The devotion of Periyalwar or Vishnuchitta took the form of vatsalya bhava (feeling of a mother’s affection for her offspring). He gave expression to his feelings of love in 461 verses, called Tirumoli, which describe with a wealth of imagery and delicacy, the leelas (playful acts) of Bhagavan Krishna as a child.

The childless Perivalvar was blessed with a female baby found in his Tulasi (sacred plant) grove. The child was named God and Andal, who later grew to be an Alvar, the only woman saint in the order. Her two great lyrics, Nachiyar Tirumoli and Tiruppavai consisting of a total of 173 stanzas, occupy a position of pre-eminence, like their author who has come to be worshipped as a Goddess.

Kulashekhara, the Chera king, and an Alvar, sang in praise of Sri Ranganatha, the Lord of Srirangam temple in Tamil Nadu, and gave away his daughter in marriage to him.

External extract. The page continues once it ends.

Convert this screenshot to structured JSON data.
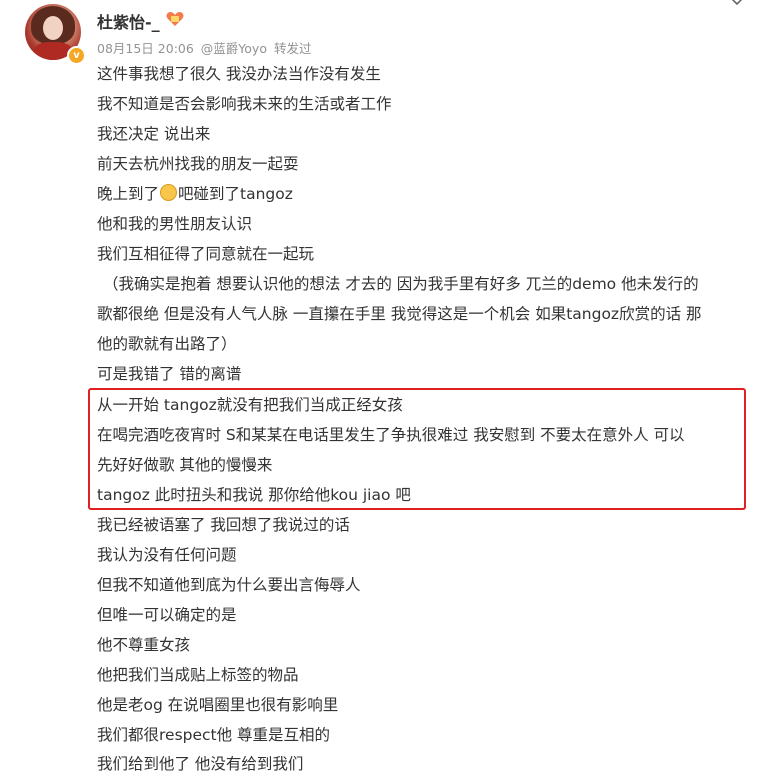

The devotional songs sung by him, numbering 105, have been strung together into a garland called Perumal Tirumoli. He also composed a number of beautiful verses in Sanskrit called Mukundamala.

The sense of humility and devotion shown to god-men (the great devotees who have completely surrendered to God) by Vipranarayana earned him the name of Thondaradippodi (one who takes the dust off the feet of devotees). He sang 45 verses in praise of Sri Ranganatha called Tirumalai, which is sung daily before Bhagavan Sri Ranganatha at the Srirangam temple.

Though born of a low caste, Thiruppan Alvar was a minstrel of the Srirangam Temple. He often went into a trance becoming absorbed in divine consciousness. Entry into the temple was denied to him because of his birth in a low caste. But God himself is said to have helped him enter the precincts. With his life’s ambition fulfilled, Thiruppan Alvar sang, in gratitude, ten verse in praise of Bhagavan, with philosophical import.

Thirumangai Alvar, the last of the twelve, has left a rich legacy of 1253 verses in the collection of 4000 songs of Prabandha literature. He renovated the Srirangam temple and introduced in it the Adhyayana Utsavam (literally, the festival of study) to which Nammalvar’s image is brought and his Tiruvaymoli recited.

Some of the Alvars, like Perialvar, were good musicians and like Thiruppan Alvar, instrumentalists. Sriman Nathamuni (9th century CE), the great Vaishnava Acharya, collected Prabandha verses, compiled them into four books like the four Vedas and set them to music.